INSERT INTO media_views (companyid, channel, `date`, views)
     VALUES (1, 0,  '2015-10-01', 15),
            (1, 0,  '2015-10-01', 25),
            (1, 0,  '2015-10-01', 541),
            (1, 5,  '2015-10-01', 2),
            (1, 8,  '2015-10-01', 53),
            (1, 91, '2015-10-01', 8571),
            (3, 12, '2015-10-01', 11),
            (1, 0,  '2015-10-02', 1),
            (1, 0,  '2015-10-02', 13),
            (1, 5,  '2015-10-02', 17),
            (1, 91, '2015-10-03', 37),
            (3, 0,  '2015-10-03', 73);

Now the problem is that I have "duplicate" errors, I have records that match the dates but views are different. Only the maximum values of the views are actually useful. So I can solve this problem by doing the following.
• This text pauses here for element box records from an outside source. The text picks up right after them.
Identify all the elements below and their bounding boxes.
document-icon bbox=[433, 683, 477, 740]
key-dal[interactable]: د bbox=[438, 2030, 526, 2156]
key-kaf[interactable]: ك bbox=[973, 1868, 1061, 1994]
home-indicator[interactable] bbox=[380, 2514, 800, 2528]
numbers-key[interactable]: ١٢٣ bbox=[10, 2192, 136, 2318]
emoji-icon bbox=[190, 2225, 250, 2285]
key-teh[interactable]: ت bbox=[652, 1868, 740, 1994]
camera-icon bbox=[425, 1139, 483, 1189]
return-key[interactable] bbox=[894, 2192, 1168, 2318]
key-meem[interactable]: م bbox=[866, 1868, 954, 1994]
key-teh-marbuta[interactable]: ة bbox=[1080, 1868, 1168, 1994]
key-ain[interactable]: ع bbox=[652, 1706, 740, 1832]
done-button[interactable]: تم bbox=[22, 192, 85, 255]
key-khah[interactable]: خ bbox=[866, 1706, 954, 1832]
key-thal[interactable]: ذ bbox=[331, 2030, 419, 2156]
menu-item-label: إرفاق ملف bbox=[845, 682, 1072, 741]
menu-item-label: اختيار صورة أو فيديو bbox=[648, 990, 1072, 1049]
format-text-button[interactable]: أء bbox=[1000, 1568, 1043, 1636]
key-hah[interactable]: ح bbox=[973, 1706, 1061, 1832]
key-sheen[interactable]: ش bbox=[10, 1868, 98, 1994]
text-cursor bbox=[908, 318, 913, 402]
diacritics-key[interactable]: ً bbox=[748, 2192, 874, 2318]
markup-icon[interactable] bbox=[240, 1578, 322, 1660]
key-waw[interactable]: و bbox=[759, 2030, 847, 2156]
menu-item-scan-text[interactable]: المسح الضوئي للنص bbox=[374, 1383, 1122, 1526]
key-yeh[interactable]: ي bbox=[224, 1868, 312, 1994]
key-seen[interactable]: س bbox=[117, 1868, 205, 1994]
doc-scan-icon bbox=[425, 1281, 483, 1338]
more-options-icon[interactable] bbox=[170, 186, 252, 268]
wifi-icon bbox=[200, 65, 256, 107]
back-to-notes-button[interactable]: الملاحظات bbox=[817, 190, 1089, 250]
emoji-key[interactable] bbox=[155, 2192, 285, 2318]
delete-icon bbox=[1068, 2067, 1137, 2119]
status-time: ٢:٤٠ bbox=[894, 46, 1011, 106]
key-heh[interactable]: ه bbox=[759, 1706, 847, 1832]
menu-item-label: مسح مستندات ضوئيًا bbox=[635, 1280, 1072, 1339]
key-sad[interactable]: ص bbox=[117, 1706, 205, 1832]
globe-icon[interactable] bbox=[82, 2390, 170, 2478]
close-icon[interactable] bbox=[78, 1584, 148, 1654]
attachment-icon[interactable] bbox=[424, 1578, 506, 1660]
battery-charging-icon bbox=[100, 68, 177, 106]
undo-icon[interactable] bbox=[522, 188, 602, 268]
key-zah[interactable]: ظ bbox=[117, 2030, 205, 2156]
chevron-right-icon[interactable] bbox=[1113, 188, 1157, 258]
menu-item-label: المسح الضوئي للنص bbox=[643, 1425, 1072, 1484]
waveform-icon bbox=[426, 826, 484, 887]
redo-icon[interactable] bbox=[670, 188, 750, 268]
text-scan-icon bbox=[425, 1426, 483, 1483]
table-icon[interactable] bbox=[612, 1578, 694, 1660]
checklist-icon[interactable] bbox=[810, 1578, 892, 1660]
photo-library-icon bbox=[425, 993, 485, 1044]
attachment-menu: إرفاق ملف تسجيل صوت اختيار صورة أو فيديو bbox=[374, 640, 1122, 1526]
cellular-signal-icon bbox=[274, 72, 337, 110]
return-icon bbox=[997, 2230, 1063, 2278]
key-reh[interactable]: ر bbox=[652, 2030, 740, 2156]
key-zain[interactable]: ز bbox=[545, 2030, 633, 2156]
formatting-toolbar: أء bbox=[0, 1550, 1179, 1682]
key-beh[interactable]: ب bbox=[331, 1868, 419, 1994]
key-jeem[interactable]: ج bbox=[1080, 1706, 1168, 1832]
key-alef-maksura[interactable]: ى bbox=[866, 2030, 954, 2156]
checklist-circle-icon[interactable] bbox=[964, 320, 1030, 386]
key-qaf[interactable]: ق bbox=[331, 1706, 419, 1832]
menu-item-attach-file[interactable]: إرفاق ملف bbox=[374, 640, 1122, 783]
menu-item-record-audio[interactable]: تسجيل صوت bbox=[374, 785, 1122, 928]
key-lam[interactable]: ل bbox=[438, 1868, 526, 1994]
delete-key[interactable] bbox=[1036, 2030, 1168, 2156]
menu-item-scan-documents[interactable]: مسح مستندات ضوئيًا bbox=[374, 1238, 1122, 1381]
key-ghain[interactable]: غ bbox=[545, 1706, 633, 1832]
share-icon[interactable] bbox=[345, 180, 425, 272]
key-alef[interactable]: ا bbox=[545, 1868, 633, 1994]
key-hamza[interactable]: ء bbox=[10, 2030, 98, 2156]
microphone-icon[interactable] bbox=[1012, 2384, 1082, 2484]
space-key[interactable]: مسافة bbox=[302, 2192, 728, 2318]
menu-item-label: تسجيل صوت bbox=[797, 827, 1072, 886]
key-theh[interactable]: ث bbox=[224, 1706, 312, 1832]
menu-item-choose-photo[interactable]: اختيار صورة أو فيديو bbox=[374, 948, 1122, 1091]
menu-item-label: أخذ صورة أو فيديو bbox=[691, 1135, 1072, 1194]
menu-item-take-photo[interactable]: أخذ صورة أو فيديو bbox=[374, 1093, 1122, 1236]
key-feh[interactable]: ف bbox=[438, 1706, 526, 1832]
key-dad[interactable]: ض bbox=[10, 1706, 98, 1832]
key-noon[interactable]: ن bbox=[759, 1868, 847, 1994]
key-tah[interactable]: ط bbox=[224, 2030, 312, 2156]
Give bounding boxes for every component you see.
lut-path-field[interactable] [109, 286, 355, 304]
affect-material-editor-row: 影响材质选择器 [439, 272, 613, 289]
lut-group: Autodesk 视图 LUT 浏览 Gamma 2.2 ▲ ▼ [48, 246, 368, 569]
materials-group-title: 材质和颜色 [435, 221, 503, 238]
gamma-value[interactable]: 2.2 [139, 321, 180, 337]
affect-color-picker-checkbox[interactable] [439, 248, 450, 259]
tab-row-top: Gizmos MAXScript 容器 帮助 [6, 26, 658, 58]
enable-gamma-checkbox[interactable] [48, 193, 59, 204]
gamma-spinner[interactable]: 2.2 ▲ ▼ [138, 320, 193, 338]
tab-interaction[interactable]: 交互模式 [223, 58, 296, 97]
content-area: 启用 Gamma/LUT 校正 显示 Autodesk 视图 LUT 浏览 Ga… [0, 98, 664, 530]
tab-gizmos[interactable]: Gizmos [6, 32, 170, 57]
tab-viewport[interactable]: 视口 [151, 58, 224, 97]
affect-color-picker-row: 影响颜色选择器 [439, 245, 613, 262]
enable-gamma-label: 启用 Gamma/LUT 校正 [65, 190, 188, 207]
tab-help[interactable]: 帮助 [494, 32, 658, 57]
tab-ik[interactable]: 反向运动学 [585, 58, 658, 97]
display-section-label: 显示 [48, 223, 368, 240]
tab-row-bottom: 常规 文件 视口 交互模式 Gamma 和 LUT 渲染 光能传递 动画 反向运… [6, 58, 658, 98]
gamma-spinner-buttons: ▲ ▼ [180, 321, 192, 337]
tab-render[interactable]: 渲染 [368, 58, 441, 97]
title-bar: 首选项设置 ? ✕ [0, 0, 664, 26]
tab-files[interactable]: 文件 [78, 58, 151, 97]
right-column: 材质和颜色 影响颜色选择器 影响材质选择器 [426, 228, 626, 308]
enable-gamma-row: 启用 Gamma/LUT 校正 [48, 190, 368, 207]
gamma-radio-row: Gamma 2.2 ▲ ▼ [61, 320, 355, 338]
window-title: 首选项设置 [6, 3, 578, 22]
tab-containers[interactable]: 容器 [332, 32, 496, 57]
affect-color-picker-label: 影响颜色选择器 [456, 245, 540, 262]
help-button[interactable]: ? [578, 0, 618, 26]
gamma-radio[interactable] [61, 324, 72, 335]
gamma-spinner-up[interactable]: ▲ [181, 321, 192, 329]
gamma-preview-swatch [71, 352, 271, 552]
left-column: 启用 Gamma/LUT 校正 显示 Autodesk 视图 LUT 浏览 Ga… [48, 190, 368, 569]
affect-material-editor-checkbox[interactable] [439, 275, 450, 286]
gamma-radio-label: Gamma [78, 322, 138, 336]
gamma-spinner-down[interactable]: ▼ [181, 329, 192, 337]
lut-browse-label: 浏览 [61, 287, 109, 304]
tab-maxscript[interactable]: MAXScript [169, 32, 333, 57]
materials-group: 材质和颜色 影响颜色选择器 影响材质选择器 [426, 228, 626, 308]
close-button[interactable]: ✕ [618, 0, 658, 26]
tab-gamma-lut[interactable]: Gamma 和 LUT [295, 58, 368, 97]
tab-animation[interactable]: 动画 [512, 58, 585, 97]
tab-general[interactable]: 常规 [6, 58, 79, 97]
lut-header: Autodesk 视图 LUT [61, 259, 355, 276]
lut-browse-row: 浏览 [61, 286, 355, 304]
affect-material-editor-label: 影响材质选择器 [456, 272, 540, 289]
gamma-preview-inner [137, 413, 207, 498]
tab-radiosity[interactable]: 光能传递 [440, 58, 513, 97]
SELECT companyid, channel, date, MAX(views) 
FROM media_views 
GROUP BY companyid, channel, date 
HAVING COUNT(1) >= 1;

This clearly provides me with the following:

+-----------+---------+------------+------------+
| companyid | channel | date       | MAX(views) |
+-----------+---------+------------+------------+
| 1         | 0       | 2015-10-01 | 541        |
| 1         | 0       | 2015-10-02 | 13         |
| 1         | 5       | 2015-10-01 | 2          |
| 1         | 5       | 2015-10-02 | 17         |
| 1         | 8       | 2015-10-01 | 53         |
| 1         | 91      | 2015-10-01 | 8571       |
| 1         | 91      | 2015-10-03 | 37         |
| 3         | 0       | 2015-10-03 | 73         |
| 3         | 12      | 2015-10-01 | 11         |
+-----------+---------+------------+------------+
9 rows in set (0.11 sec)

Which is great but how do I go back and delete the rows that are duplicates and less than the max(views) value?

Best Answer

You can select the rows to keep using a left join - http://sqlfiddle.com/#!9/3a677/3

select *
from media_views m1
left join media_views m2
  on (m1.companyid = m2.companyid
      and m1.channel = m2.channel
      and m1.date = m2.date
      and m1.views < m2.views)
where m2.companyid is null;

And you can delete the other ones using similar a inner join - http://sqlfiddle.com/#!9/d5d36/2

delete m1 from media_views m1
join media_views m2
  on (m1.companyid = m2.companyid
      and m1.channel = m2.channel
      and m1.date = m2.date
      and m1.views < m2.views);

And do not forget to modify the primary key after deleting them so it is not possible anymore.